Hattingen. In Hattingen bringt das Filmprojekt „Frauenlebenswelten“ junge Flüchtlingsfrauen mit Gastarbeiterinnen zusammen. Corona hat es nicht gestoppt.
Zwölf Drehtage haben sie bereits hinter sich: Segen (23) aus Eritrea, Rihab (30) aus dem Irak und all’ die anderen Frauen, die unter Anleitung der Filmemacherin Tianli Xu „Frauenlebenswelten“ in Szene setzen. Bei dem medienpädagogischen Projekt sollten junge Geflüchtete und Migrantinnen hier lebende Gastarbeiterinnen der ersten Generation kennen lernen, ihre Biografien filmografisch erzählen. Und trotz Corona-Krise liegen die Arbeiten voll im Zeitplan, sagt Tianli Xu (34).
Bundeszentrale für politische Bildung fördert das Projekt mit rund 56.000 Euro
Bereits 2019 hatte die in China geborene und heute in Hattingen lebende Dokumentarfilmerin den Projekt-Teilnehmerinnen vom Internationalen Frauencafé im Holschentor das nötige Handwerkszeug in mehreren Wochenend-Workshops im Bürgerzentrum im Holschentor vermittelt, auch ein erstes Vorbereitungstreffen fand ebendort noch statt. Mit dabei war auch eine Reinigungskraft aus dem ehemaligen Jugoslawien, deren Lebensgeschichte den Anstoß gegeben habe zu den „Frauenlebenswelten“, so Tianli Xu. Kurz nach diesem Treffen aber kam der Lockdown – und die 33-Jährige musste bei der weiteren Vorbereitung für die Drehs zu dem von der Bundeszentrale für politische Bildung mit rund 56.000 Euro geförderten Projekt improvisieren.

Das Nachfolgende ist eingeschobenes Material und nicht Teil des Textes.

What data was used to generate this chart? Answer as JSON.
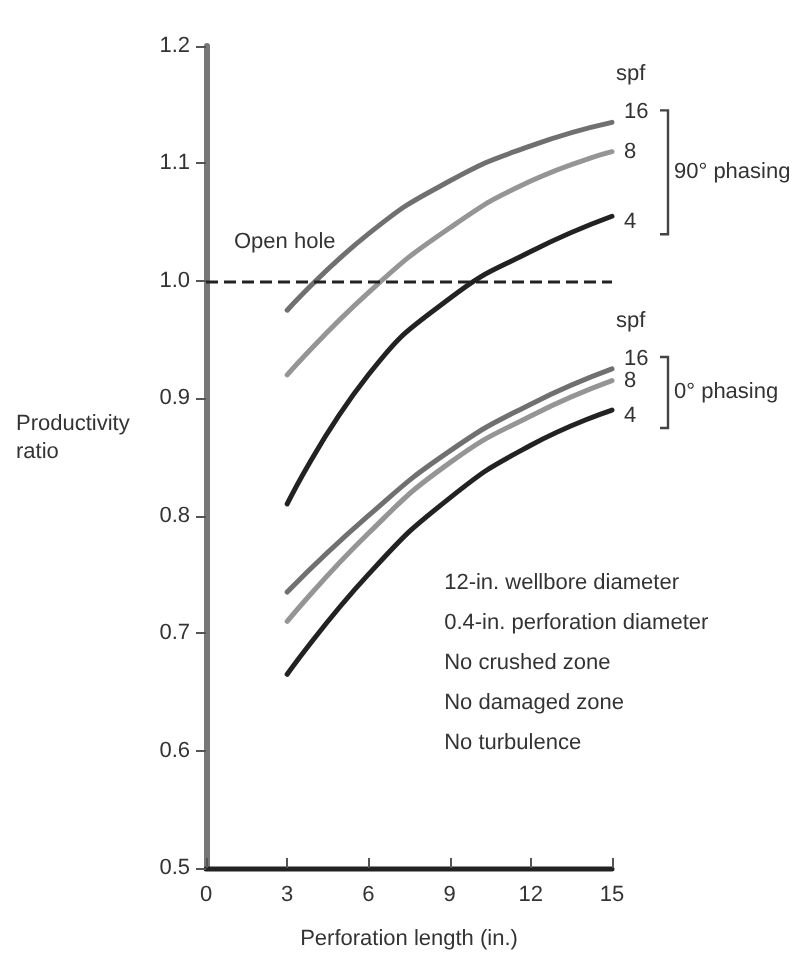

Per Skype und über soziale Netzwerke wurden Fragen für die späteren Interviews gesammelt, Arbeitsaufträge abgesprochen. „Sehr gut“ funktioniert habe diese Art des Austausches mit den Teilnehmerinnen aus Albanien, Afghanistan, Syrien, Eritrea, dem Irak dabei, sagt Tianli Xu. „Im Umgang mit digitalen Medien haben diese Frauen alle keinerlei Probleme.“ Weshalb sie sich dazu entschied, auch die erste Begegnung der Projekt-Teilnehmerinnen mit den Protagonistinnen des Films digital stattfinden zu lassen.
Frauenrechtlerin Angélica Urrutia ist eine der Protagonistinnen
Gefilmt allerdings wurden die „Frauenlebenswelten“-Protagonistinnen - unter Beachtung der Hygiene- und Abstandsregeln - dann bei sich zu Hause oder sonst wie live in ihrem Lebensumfeld: Angélica Urrutia von der Frauengruppe Courage Hattingen etwa. Die 60-Jährige wurde groß in der chilenischen Militärdiktatur, ihr Vater, in der Gewerkschaft aktiv, musste das Land verlassen. Die Familie kam nach Deutschland, sie selbst fand in Hattingen ein neues Zuhause. In einer Filmszene, die die beiden jungen Flüchtlingsfrauen Segen und Rihab über Angélica jüngst gedreht haben, sitzt die Frauenrechtlerin am Schreibtisch in ihrer Wohnung in Welper und absolviert einen Online-Kursus zur Trauma-Begleiterin.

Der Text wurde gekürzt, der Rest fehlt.